此刻听这小丫头发问,他略一思忖,便随口编道:
“早年拜过一位师父,病故时正值战乱,我来不及奔丧,只好割下一缕青丝,供在灵前代首尽孝。”
“啊!”
糜贞怔住,眼眶微微发热,声音软了下来:
“先生真是至孝之人……您师父在天有灵,定会含笑九泉的。
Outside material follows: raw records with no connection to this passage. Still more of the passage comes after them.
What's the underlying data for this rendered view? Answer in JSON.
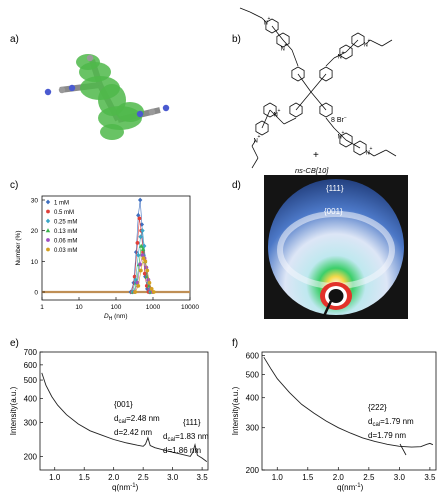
{
  "panels": {
    "a": {
      "label": "a)"
    },
    "b": {
      "label": "b)",
      "pyridinium_charge": "+",
      "nitrogen": "N",
      "counterion": "8 Br",
      "counterion_charge": "−",
      "plus": "+",
      "host": "ns-CB[10]"
    },
    "c": {
      "label": "c)"
    },
    "d": {
      "label": "d)",
      "reflections": [
        "{111}",
        "{001}"
      ],
      "colors": {
        "outer": "#1c1c1c",
        "inner_blue": "#2d5fb0",
        "ring": "#e9f0fb",
        "green": "#3bd06a",
        "yellow": "#f0e54a",
        "red": "#e8402a"
      }
    },
    "e": {
      "label": "e)",
      "annotations": [
        {
          "hkl": "{001}",
          "dcal_prefix": "d",
          "dcal_sub": "cal",
          "dcal_value": "=2.48 nm",
          "d": "d=2.42 nm"
        },
        {
          "hkl": "{111}",
          "dcal_prefix": "d",
          "dcal_sub": "cal",
          "dcal_value": "=1.83 nm",
          "d": "d=1.86 nm"
        }
      ]
    },
    "f": {
      "label": "f)",
      "annotations": [
        {
          "hkl": "{222}",
          "dcal_prefix": "d",
          "dcal_sub": "cal",
          "dcal_value": "=1.79 nm",
          "d": "d=1.79 nm"
        }
      ]
    }
  },
  "chart_data": [
    {
      "id": "c",
      "type": "line",
      "xscale": "log",
      "xlim": [
        1,
        10000
      ],
      "ylim": [
        0,
        30
      ],
      "x_ticks": [
        "1",
        "10",
        "100",
        "1000",
        "10000"
      ],
      "y_ticks": [
        "0",
        "10",
        "20",
        "30"
      ],
      "xlabel_prefix": "D",
      "xlabel_sub": "H",
      "xlabel_suffix": " (nm)",
      "ylabel": "Number (%)",
      "legend_position": "top-left",
      "series": [
        {
          "name": "1 mM",
          "color": "#3f6fbf",
          "marker": "diamond",
          "x": [
            250,
            300,
            350,
            400,
            450,
            500,
            560,
            620,
            700,
            800
          ],
          "y": [
            0,
            3,
            13,
            25,
            30,
            22,
            12,
            5,
            1,
            0
          ]
        },
        {
          "name": "0.5 mM",
          "color": "#e0403a",
          "marker": "circle",
          "x": [
            270,
            320,
            380,
            430,
            480,
            540,
            600,
            680,
            760
          ],
          "y": [
            0,
            5,
            16,
            24,
            20,
            13,
            6,
            2,
            0
          ]
        },
        {
          "name": "0.25 mM",
          "color": "#3aa7c8",
          "marker": "diamond",
          "x": [
            280,
            340,
            400,
            460,
            520,
            580,
            650,
            740,
            850
          ],
          "y": [
            0,
            4,
            12,
            18,
            20,
            15,
            8,
            3,
            0
          ]
        },
        {
          "name": "0.13 mM",
          "color": "#38b44a",
          "marker": "triangle",
          "x": [
            300,
            360,
            420,
            480,
            540,
            610,
            690,
            790,
            900
          ],
          "y": [
            0,
            3,
            9,
            15,
            14,
            10,
            5,
            2,
            0
          ]
        },
        {
          "name": "0.06 mM",
          "color": "#a050c0",
          "marker": "circle",
          "x": [
            320,
            380,
            450,
            520,
            590,
            660,
            750,
            860,
            980
          ],
          "y": [
            0,
            3,
            9,
            12,
            11,
            8,
            4,
            1,
            0
          ]
        },
        {
          "name": "0.03 mM",
          "color": "#d4a020",
          "marker": "circle",
          "x": [
            330,
            400,
            470,
            550,
            620,
            700,
            800,
            920,
            1050
          ],
          "y": [
            0,
            2,
            7,
            11,
            10,
            7,
            3,
            1,
            0
          ]
        }
      ]
    },
    {
      "id": "e",
      "type": "line",
      "yscale": "log",
      "xlim": [
        0.75,
        3.6
      ],
      "ylim": [
        170,
        700
      ],
      "x_ticks": [
        1.0,
        1.5,
        2.0,
        2.5,
        3.0,
        3.5
      ],
      "x_tick_labels": [
        "1.0",
        "1.5",
        "2.0",
        "2.5",
        "3.0",
        "3.5"
      ],
      "y_ticks": [
        200,
        300,
        400,
        500,
        600,
        700
      ],
      "y_tick_labels": [
        "200",
        "300",
        "400",
        "500",
        "600",
        "700"
      ],
      "xlabel_prefix": "q(nm",
      "xlabel_sup": "-1",
      "xlabel_suffix": ")",
      "ylabel": "Intensity(a.u.)",
      "series": [
        {
          "x": [
            0.78,
            0.85,
            0.95,
            1.05,
            1.2,
            1.4,
            1.6,
            1.8,
            2.0,
            2.2,
            2.4,
            2.5,
            2.54,
            2.58,
            2.62,
            2.7,
            2.9,
            3.1,
            3.3,
            3.34,
            3.38,
            3.42,
            3.5,
            3.58
          ],
          "y": [
            545,
            470,
            410,
            370,
            330,
            295,
            272,
            258,
            245,
            236,
            229,
            226,
            232,
            250,
            228,
            222,
            214,
            207,
            200,
            210,
            230,
            203,
            196,
            188
          ]
        }
      ]
    },
    {
      "id": "f",
      "type": "line",
      "yscale": "log",
      "xlim": [
        0.75,
        3.6
      ],
      "ylim": [
        200,
        620
      ],
      "x_ticks": [
        1.0,
        1.5,
        2.0,
        2.5,
        3.0,
        3.5
      ],
      "x_tick_labels": [
        "1.0",
        "1.5",
        "2.0",
        "2.5",
        "3.0",
        "3.5"
      ],
      "y_ticks": [
        200,
        300,
        400,
        500,
        600
      ],
      "y_tick_labels": [
        "200",
        "300",
        "400",
        "500",
        "600"
      ],
      "xlabel_prefix": "q(nm",
      "xlabel_sup": "-1",
      "xlabel_suffix": ")",
      "ylabel": "Intensity(a.u.)",
      "series": [
        {
          "x": [
            0.78,
            0.9,
            1.0,
            1.2,
            1.4,
            1.6,
            1.8,
            2.0,
            2.2,
            2.4,
            2.6,
            2.8,
            3.0,
            3.2,
            3.35,
            3.45,
            3.5,
            3.55
          ],
          "y": [
            590,
            525,
            480,
            420,
            375,
            345,
            320,
            300,
            285,
            272,
            263,
            256,
            251,
            249,
            250,
            256,
            258,
            255
          ]
        }
      ]
    }
  ]
}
”
“你这小叫花,嘴倒甜!”
云凡朗声一笑,锅里水已滚沸,他捞起一块肥肉贴着锅底来回滑动——滋啦一声,白油渐渐渗出,香气悄然漫开。
那时节尚无炒菜,饭菜不是煮便是烤,灶上连一滴油星都难见。
他只能先炼猪油,再借油香引味,好歹做出点热乎滋味来。
糜贞凑近两步,鼻子微翕,又好奇地仰头问:
“先生这是在做什么呀?”
“不用架火烤么?”
“嗐,还烤啥呀!”
云凡一挥手,干脆利落:
“手头虽没多少好料,但炒两个小菜绰绰有余——你只管坐等开饭!”
糜贞歪着脑袋,小手无意识地抓了抓鬓角,一脸茫然。
可转眼工夫,她就明白了。
只听“刺啦”一声爆响,热油在锅里翻腾跳跃,云凡手腕一抖,薄如蝉翼的肉片裹着姜末、蒜末与酱汁滑入锅中,霎时间,一股浓烈又陌生的香气轰然炸开——那是灶火、猪油与焦香碰撞出的烟火气,直往人鼻尖里钻。
那味道一撞进糜贞鼻腔,她肚子里立马咕噜作响,舌尖发麻,口水在嘴里打转,硬是被她咬着唇憋住。
哪怕从小锦衣玉食,她也从没闻过这般勾魂摄魄的饭菜香!
“先生,这……这是什么味儿?怎么香得人骨头都酥了?”
她声音软软的,嗓子眼里像含了颗蜜枣。
云凡挑眉一笑,眼角微扬:
“这才哪儿到哪儿?真上嘴,才叫一个鲜掉眉毛!”
“再等等,鸡蛋马上来!”
话音未落,锅底重燃,蛋液裹着葱花“滋啦”倾泻而下,金黄翻卷,香气又是一浪高过一浪。
糜贞坐立不安,脚尖点地,来回挪步,活像被热炭烫了脚心的小雀儿。
打她落地起,就没为一口饭这么熬煎过!
她甚至踮起脚尖,伸长脖子往厨房方向张望。
终于,云凡掀开陶甑盖子,白雾蒸腾而起,底下是热腾腾的米饭,旁边两盘菜油亮亮、热腾腾,香气缠着热气,在屋里打了个旋儿。